Beberapa nasabah PT Asuransi Jiwasraya (Persero) masih belum mau mengikuti program restrukturisasi karena berbagai alasan. Meski begitu, program tersebut dinilai merupakan jalan yang tepat dalam usaha penyelamatan nasabah.

Sekretaris Perusahaan Jiwasraya Kompyang Wibisana mengatakan saat ini masih belum semua nasabah setuju untuk restrukturisasi. Data yang sudah terkompilasi di manajemen Jiwasraya hanya data restrukturisasi pememegang polis bancassasurance.

"Hingga 25 Februari 2021 (yang sudah setuju restrukturisasi) mencapai 54,4%," ujarnya kepada Katadata.co.id, Selasa (2/3).
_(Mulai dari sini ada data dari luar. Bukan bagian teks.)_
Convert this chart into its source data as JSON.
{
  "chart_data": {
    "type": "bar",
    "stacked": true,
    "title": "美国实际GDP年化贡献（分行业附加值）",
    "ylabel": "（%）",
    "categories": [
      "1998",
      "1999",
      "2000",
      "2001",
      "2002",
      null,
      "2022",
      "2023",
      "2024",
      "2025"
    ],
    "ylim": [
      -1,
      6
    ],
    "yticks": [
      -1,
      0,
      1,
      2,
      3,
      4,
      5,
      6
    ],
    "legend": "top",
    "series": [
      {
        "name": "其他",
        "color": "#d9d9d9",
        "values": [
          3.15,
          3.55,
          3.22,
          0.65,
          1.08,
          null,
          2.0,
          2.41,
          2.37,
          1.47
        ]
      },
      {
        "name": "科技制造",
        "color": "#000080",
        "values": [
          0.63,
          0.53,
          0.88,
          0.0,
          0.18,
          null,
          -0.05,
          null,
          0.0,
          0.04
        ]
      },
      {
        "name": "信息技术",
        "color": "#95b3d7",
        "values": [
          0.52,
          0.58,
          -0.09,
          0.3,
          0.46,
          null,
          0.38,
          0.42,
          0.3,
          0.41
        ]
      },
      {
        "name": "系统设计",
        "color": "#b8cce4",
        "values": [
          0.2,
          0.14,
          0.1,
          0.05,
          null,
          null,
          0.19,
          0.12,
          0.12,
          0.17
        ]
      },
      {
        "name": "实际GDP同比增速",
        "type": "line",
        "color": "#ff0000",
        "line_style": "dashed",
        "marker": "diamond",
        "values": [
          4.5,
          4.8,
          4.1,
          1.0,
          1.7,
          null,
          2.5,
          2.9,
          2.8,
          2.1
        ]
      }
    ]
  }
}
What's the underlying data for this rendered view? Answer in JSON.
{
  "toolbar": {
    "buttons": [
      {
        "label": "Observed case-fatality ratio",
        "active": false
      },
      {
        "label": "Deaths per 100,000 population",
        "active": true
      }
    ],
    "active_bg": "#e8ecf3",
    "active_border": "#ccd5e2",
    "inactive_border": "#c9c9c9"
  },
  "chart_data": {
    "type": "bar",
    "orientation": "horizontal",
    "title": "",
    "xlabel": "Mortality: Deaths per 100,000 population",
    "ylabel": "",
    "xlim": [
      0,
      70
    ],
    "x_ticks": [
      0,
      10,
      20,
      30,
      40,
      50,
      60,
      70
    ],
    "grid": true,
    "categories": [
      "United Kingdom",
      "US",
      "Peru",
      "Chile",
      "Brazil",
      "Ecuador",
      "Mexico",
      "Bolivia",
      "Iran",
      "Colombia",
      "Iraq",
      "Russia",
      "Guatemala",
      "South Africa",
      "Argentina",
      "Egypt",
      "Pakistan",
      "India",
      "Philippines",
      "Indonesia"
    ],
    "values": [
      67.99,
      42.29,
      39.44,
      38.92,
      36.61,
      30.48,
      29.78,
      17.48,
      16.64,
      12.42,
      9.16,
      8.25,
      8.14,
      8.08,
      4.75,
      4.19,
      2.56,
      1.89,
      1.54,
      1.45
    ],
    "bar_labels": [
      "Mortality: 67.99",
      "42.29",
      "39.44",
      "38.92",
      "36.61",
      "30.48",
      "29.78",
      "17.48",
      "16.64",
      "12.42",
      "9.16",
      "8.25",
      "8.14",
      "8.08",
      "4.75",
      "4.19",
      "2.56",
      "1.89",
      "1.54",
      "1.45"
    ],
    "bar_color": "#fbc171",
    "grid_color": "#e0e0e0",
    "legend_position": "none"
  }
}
Meski belum semua pemegang polis yang menyatakan setuju, program restrukturisasi Jiwasraya bisa menjadi acuan bagi penyelesaian kasus gagal bayar industri asuransi. Pengamat asuransi dari Universitas Gadjah Mada (UGM) Kapler A Marpaung mengatakan program restrukturisasi  Jiwasraya bisa menjadi role model.

Alasannya, dengan adanya program restrukturisasi, pemerintah selaku pemegang saham di Jiwasraya hadir untuk menyelamatkan pemegang polis. Kapler mengatakan program ini juga bisa mengembalikan citra industri keuangan di mata masyarakat.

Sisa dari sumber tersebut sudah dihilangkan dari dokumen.